Spring 1543.
King Henry VIII is wooing Lady Catherine Parr, whom he wants for his sixth wife. But this time the object of his affection is resisting. Archbishop Cranmer and the embattled Protestant faction at court are watching keenly, for Lady Catherine is known to share their reformist sympathies.
Matthew Shardlake, meanwhile, is working on the case of a teenage boy, a religious maniac who has been placed by the King's council in the Bedlam hospital for the insane. Should he be released as his parents want, when his terrifying actions could lead to him being burned as a heretic?
When an old friend is horrifically murdered, Shardlake promises his widow, for whom he has long had complicated feelings, to bring his killer to justice. His search leads him to connections not only with the boy in Bedlam but with Cranmer and Catherine Parr- and with the dark prophecies of the book of Revelation.

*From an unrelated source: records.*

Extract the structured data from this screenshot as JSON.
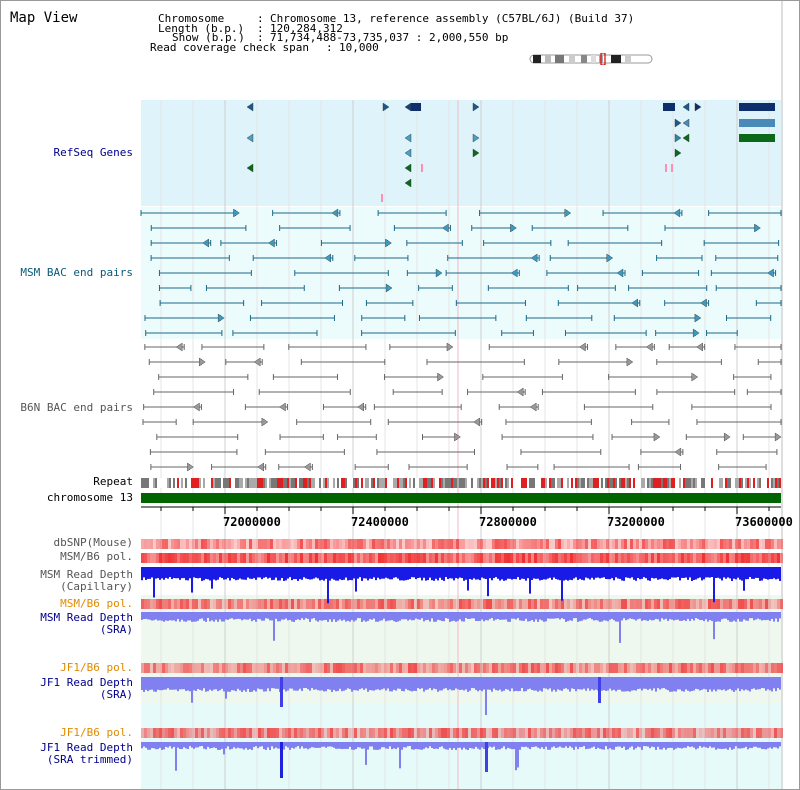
{
  "title": "Map View",
  "info": {
    "chromosome_key": "Chromosome",
    "chromosome_val": "Chromosome 13, reference assembly (C57BL/6J) (Build 37)",
    "length_key": "Length (b.p.)",
    "length_val": "120,284,312",
    "show_key": "Show (b.p.)",
    "show_val": "71,734,488-73,735,037 : 2,000,550 bp",
    "coverage_key": "Read coverage check span",
    "coverage_val": "10,000"
  },
  "tracks": {
    "refseq": "RefSeq Genes",
    "msm_bac": "MSM BAC end pairs",
    "b6n_bac": "B6N BAC end pairs",
    "repeat": "Repeat",
    "chromosome": "chromosome 13",
    "dbsnp": "dbSNP(Mouse)",
    "msm_b6_pol_1": "MSM/B6 pol.",
    "msm_depth_cap_1": "MSM Read Depth",
    "msm_depth_cap_2": "(Capillary)",
    "msm_b6_pol_2": "MSM/B6 pol.",
    "msm_depth_sra_1": "MSM Read Depth",
    "msm_depth_sra_2": "(SRA)",
    "jf1_b6_pol_1": "JF1/B6 pol.",
    "jf1_depth_sra_1": "JF1 Read Depth",
    "jf1_depth_sra_2": "(SRA)",
    "jf1_b6_pol_2": "JF1/B6 pol.",
    "jf1_depth_trim_1": "JF1 Read Depth",
    "jf1_depth_trim_2": "(SRA trimmed)"
  },
  "axis_ticks": [
    "72000000",
    "72400000",
    "72800000",
    "73200000",
    "73600000"
  ],
  "colors": {
    "refseq_bg": "#dff3fb",
    "bac_bg": "#ecfbfb",
    "label_blue": "#00008b",
    "label_teal": "#0a5a7a",
    "label_gray": "#555555",
    "label_orange": "#e08a00",
    "chromosome_green": "#006400",
    "snp_red": "#f05050",
    "depth_blue": "#1a1ae6",
    "depth_light": "#8080f0"
  },
  "icons": {
    "ideogram": "chromosome-ideogram",
    "gene_arrow": "arrow-glyph"
  }
}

As London's Bishop Bonner prepares a purge of Protestants, Shardlake, together with his assistant Jack Barak and his friend Guy Malton, follows the trail of a series of horrific murders that shake them all to the core, and which are already igniting frenzied talk of witchcraft and demonic possession.
For what else would the Tudor mind make of a serial killer....?

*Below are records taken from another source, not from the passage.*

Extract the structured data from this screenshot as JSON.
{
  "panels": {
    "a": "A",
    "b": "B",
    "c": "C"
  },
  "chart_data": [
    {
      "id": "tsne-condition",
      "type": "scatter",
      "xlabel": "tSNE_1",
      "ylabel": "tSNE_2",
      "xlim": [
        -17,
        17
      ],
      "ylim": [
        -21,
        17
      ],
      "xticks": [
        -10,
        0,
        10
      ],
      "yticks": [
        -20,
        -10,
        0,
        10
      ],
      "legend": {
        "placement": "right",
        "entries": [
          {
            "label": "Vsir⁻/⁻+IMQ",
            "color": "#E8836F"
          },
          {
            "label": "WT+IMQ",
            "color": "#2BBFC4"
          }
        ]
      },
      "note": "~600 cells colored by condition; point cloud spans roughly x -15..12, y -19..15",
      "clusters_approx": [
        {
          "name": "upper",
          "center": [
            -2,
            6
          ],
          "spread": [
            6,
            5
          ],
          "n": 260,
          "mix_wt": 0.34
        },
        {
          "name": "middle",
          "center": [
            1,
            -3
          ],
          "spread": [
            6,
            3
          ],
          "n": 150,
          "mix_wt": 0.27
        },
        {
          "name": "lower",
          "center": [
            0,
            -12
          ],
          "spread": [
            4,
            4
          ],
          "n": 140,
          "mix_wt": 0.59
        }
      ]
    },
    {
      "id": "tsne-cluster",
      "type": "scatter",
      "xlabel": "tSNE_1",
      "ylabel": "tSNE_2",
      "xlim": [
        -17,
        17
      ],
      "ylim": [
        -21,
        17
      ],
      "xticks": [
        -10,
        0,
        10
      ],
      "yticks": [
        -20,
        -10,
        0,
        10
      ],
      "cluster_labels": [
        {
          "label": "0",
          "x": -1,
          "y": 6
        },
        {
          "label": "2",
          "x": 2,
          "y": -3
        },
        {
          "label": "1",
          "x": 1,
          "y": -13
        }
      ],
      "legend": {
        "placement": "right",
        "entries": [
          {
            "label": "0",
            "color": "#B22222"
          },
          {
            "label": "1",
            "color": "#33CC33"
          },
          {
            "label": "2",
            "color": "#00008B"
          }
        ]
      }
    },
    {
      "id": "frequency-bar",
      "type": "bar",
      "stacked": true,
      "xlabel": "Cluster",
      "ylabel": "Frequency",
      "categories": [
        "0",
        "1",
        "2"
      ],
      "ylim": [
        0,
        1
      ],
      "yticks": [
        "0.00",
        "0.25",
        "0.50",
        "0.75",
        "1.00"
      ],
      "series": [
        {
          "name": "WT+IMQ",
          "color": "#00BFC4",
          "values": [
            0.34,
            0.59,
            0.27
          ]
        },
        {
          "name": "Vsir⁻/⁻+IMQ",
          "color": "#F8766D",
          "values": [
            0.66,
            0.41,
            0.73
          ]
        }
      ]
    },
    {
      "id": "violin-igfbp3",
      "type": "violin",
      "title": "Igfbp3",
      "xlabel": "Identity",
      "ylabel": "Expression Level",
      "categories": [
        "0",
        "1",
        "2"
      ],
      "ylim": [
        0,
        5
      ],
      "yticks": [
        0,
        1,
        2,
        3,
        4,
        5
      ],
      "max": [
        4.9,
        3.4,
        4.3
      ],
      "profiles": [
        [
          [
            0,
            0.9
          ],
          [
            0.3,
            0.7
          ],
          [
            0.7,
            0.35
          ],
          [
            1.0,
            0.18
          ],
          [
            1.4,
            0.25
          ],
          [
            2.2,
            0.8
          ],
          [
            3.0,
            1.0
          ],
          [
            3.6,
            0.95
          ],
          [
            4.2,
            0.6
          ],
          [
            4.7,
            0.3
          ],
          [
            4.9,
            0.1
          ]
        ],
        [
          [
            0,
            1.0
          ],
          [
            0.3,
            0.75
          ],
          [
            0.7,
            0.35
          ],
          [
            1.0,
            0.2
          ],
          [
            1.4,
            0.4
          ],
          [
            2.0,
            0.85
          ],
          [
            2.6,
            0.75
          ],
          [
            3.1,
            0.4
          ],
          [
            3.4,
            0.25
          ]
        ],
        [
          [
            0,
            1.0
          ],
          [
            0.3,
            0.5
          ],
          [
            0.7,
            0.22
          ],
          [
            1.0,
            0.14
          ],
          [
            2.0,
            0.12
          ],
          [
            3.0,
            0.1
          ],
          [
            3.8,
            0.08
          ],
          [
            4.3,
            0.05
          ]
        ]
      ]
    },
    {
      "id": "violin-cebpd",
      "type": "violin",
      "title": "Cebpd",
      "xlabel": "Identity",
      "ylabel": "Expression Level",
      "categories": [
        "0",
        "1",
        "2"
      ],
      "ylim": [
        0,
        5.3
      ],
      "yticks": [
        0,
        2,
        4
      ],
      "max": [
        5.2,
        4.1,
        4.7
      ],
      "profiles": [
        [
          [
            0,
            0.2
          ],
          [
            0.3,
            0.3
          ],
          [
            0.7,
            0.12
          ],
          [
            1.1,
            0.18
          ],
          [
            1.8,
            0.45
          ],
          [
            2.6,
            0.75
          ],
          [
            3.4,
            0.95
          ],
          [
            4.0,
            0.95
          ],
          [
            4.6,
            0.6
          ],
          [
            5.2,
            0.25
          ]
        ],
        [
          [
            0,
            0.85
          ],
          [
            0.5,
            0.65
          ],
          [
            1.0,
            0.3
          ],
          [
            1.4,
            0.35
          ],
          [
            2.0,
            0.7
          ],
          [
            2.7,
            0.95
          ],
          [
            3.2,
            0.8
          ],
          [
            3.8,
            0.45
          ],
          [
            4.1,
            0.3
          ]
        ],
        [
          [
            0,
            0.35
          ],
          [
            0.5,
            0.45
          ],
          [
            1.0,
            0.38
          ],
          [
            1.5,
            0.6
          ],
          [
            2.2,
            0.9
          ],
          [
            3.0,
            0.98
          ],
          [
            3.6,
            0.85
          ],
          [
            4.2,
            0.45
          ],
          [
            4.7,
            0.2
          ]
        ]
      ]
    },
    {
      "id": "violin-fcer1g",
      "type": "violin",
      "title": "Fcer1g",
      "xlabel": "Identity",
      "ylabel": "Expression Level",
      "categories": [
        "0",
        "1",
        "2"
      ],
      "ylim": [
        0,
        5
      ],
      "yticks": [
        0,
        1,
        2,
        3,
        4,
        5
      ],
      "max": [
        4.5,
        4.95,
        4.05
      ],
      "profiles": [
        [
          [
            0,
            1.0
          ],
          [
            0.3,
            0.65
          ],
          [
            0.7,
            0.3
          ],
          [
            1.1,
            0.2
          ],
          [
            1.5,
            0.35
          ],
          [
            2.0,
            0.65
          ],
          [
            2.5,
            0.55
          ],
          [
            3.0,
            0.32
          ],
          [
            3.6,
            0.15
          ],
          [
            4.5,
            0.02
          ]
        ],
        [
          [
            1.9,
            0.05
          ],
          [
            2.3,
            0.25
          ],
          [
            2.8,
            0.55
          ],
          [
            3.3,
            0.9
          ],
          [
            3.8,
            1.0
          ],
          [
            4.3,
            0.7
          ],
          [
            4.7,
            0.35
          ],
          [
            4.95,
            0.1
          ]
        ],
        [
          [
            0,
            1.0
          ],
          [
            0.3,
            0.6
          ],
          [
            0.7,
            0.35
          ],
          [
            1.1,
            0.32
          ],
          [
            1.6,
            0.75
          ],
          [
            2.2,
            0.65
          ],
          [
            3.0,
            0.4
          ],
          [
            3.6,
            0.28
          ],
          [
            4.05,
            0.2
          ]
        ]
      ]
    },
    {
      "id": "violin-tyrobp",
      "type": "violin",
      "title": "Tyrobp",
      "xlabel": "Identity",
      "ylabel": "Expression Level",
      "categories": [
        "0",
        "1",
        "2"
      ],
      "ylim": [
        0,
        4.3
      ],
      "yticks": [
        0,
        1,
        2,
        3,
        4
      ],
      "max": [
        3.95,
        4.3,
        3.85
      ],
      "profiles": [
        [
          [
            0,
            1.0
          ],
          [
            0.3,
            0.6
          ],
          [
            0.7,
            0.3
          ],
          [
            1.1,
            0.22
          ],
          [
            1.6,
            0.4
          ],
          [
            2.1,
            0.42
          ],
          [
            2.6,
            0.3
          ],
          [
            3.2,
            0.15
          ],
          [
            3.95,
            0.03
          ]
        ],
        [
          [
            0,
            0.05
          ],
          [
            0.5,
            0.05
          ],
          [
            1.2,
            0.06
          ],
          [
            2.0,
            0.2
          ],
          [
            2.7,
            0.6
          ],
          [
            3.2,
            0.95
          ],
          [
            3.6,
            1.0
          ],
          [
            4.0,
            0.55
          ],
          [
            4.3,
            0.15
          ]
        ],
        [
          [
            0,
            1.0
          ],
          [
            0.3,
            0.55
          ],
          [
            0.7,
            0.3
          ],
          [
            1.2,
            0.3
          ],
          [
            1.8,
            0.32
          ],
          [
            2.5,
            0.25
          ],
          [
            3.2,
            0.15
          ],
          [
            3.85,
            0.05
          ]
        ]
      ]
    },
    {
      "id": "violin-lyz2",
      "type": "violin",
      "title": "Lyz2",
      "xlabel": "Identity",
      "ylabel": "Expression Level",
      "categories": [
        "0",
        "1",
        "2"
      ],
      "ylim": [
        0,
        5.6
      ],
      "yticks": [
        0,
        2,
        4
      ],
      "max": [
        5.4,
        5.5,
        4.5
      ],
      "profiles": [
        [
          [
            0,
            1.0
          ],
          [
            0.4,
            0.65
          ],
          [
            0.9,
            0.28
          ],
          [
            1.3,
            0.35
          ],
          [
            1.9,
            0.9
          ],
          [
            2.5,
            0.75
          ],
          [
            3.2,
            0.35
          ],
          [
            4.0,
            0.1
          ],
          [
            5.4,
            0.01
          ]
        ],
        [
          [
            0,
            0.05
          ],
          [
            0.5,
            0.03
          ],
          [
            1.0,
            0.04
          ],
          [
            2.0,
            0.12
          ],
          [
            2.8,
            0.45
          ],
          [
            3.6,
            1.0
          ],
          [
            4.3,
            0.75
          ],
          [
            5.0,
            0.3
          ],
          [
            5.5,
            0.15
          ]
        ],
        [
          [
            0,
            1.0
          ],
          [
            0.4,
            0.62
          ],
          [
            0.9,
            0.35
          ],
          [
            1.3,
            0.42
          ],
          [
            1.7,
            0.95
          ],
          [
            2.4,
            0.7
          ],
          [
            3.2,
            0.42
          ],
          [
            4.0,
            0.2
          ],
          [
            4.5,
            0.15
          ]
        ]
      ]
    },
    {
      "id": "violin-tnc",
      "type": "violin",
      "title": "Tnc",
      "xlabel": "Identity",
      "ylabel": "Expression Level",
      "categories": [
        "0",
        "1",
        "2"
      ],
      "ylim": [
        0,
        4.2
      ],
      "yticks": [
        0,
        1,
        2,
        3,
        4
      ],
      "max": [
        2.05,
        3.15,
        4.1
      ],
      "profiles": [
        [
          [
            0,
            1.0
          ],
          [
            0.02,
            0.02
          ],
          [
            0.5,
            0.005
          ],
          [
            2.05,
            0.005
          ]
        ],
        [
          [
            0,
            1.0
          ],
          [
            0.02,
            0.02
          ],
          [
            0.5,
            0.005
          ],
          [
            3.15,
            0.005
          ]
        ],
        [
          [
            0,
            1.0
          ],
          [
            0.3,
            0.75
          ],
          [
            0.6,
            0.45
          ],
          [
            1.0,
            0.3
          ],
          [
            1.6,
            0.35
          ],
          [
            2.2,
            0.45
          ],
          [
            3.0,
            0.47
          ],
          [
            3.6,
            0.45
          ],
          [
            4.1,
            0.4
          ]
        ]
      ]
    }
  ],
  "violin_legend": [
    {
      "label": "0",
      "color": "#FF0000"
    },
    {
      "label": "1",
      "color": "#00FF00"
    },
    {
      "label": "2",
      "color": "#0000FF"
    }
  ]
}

The fourth instalment in the Matthew Shardlake series and every bit as impressive as the first three, for me perhaps even more so as this book sees the reintroduction of Guy Malton who was only briefly mentioned in the last. It is through Guy, now a physician but once a Benedictine monk, originally from Spain and with Muslim forebears (he is often referred to as the Old Moor), that we get to explore the advances, or otherwise, of medicine as practiced at the time - fascinating but often quite gory stuff. The passages involving the teeth-puller certainly made me grateful for modern dentistry.
Set in the 1500's, when "To live in London since the monasteries were dissolved was to be inured of pitiful scenes everywhere. Most people simply looked away, made the sufferers invisible. Many beggars were former monastic servants, others poor folks who had come in from the countryside where much land was being enclosed to pasture sheep, their villages demolished, and the sick who had once been able to find at least temporary shelter at the monastic hospitals now lay in the streets and often died there", Revelation is a real page" turner" of a novel ,with so many plot twists , it had me riveted from start to finish.
So much more then just a historical whodunit, we get to explore so many issues in a time when many changes were occurring, Revelation is also, amongst many other things, a study of relationships - friendship, unrequited love, love gone wrong, the unconditional love of parents for their son are all looked at as, of course, are other more negative relationships that are largely based on the fear, prejudice and ignorance of the times. In a word - Brilliant, I can hardly wait for the next instalment.